We can see that for some entries that the frequencies are pretty close!

In [None]:
print(new_train_data.sort('integer', ascending=1).head(10))

In [None]:
from sklearn.feature_extraction.text import TfidfTransformer
transformer = TfidfTransformer()
tfidf = transformer.fit_transform(new_train_data[['integer', 'counts']].values, y=new_train_data[['type']].values)
tfidf.toarray()

In [None]:
from sklearn.linear_model import SGDClassifier
clf = SGDClassifier( penalty='l2', alpha=1e-3, n_iter=5, random_state=42)
Y = new_train_data[['type']].values
clf.fit(tfidf, Y.ravel())
tfidf.toarray()

##Check accuracy
To see if this is a good method for classification, we now need to create a confusion matrix of the predicted lables vs the actual labels. To do this with the method we have chosen, we simply sum the predicted labels. If the sum is less than 0 than we classify it as a negative review and if is postive then we classify it as a positive review.

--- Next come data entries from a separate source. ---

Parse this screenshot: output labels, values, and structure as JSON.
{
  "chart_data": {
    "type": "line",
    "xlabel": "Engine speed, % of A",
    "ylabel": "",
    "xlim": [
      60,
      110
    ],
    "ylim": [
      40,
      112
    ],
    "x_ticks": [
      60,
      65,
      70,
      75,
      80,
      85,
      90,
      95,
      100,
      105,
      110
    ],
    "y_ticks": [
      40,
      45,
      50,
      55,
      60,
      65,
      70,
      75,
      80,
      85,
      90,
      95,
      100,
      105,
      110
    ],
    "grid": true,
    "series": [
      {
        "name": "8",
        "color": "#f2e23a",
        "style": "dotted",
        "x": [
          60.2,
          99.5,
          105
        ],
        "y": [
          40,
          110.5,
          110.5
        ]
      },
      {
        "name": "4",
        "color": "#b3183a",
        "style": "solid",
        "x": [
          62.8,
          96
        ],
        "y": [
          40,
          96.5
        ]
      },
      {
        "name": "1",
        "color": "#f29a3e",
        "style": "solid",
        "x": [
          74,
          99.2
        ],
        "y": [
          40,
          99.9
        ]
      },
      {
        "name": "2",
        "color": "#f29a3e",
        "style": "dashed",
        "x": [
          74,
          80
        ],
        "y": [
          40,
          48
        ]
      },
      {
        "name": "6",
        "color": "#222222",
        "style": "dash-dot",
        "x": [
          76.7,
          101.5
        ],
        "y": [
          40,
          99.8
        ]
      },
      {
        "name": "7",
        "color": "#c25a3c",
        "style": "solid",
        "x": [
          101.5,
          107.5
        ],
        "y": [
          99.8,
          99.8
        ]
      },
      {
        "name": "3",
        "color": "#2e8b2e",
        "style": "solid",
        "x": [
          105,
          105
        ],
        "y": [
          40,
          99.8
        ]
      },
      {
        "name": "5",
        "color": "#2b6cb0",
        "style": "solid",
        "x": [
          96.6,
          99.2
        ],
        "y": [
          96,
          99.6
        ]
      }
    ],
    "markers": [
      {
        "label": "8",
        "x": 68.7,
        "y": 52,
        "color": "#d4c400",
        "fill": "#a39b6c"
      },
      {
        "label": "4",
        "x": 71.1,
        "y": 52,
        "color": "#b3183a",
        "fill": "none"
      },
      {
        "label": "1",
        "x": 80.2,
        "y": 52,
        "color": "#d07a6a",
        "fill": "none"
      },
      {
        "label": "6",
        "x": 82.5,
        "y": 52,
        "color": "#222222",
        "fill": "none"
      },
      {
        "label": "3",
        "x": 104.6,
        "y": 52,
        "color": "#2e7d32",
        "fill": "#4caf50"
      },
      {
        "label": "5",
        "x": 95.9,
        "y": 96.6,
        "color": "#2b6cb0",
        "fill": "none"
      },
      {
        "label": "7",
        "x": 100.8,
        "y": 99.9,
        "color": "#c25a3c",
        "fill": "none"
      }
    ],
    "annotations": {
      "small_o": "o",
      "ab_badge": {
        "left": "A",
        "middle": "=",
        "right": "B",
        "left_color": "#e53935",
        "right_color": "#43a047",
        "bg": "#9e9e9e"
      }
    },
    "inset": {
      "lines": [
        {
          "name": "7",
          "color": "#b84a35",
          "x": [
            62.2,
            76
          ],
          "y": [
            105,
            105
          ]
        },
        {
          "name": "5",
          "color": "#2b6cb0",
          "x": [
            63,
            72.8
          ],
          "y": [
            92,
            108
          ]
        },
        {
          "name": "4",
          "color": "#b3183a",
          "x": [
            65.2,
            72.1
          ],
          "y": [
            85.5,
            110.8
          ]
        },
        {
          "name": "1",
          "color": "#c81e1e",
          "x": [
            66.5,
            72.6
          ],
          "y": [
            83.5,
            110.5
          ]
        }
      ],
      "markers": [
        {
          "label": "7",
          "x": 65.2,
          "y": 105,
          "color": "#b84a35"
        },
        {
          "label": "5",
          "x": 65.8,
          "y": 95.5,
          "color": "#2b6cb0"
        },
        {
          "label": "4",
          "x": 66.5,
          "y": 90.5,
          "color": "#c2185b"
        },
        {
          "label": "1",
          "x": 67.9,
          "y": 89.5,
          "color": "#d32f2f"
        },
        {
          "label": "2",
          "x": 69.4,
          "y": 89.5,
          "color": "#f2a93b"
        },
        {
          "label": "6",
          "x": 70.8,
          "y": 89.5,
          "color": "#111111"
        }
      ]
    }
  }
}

I've taken all the steps above and codensed them into vectorize.py to make the transformation of text to matrix more readable.

In [None]:
from vectorizer import vectorizer
import glob
files_dir = ["/Users/cody/Downloads/aclImdb/train/pos/*.txt", "/Users/cody/Downloads/aclImdb/train/neg/*.txt"]            
path_to_mapper = "/Users/cody/Repos/SentimentAnalysis/build/bin/mapper"      
path_to_reducer = "/Users/cody/Repos/SentimentAnalysis/build/bin/reducer.py" 
path_to_vocab = "/Users/cody/Repos/SentimentAnalysis/files/stemmed_vocab.txt"

predicted_y = []
actual_y = []
for types in files_dir:
    iterations = 0
    for file_name in glob.iglob(types): 
        if iterations < 20: 
            test = vectorizer(file_name, path_to_mapper, path_to_reducer, path_to_vocab)
            a = clf.predict(test[0])
            if a.sum() > 0: 
                predicted_y.append(1)
            else: 
                predicted_y.append(-1); 

            if test[1].sum() > 0: 
                actual_y.append(1)
            else: 
                actual_y.append(-1)
        else: 
            break
        iterations = iterations + 1

## Get confusion matrix

In [None]:
from sklearn.metrics import confusion_matrix
import matplotlib.pyplot as plt
cm = confusion_matrix(actual_y, predicted_y)
%matplotlib inline
print(cm)
plt.matshow(cm)
plt.title('Confusion matrix')
plt.colorbar()
plt.ylabel('True label')
plt.xlabel('Predicted label')
plt.show()

## Results
We can see from the above plot that we are not doing a very good job of classifying. Something is not working very well.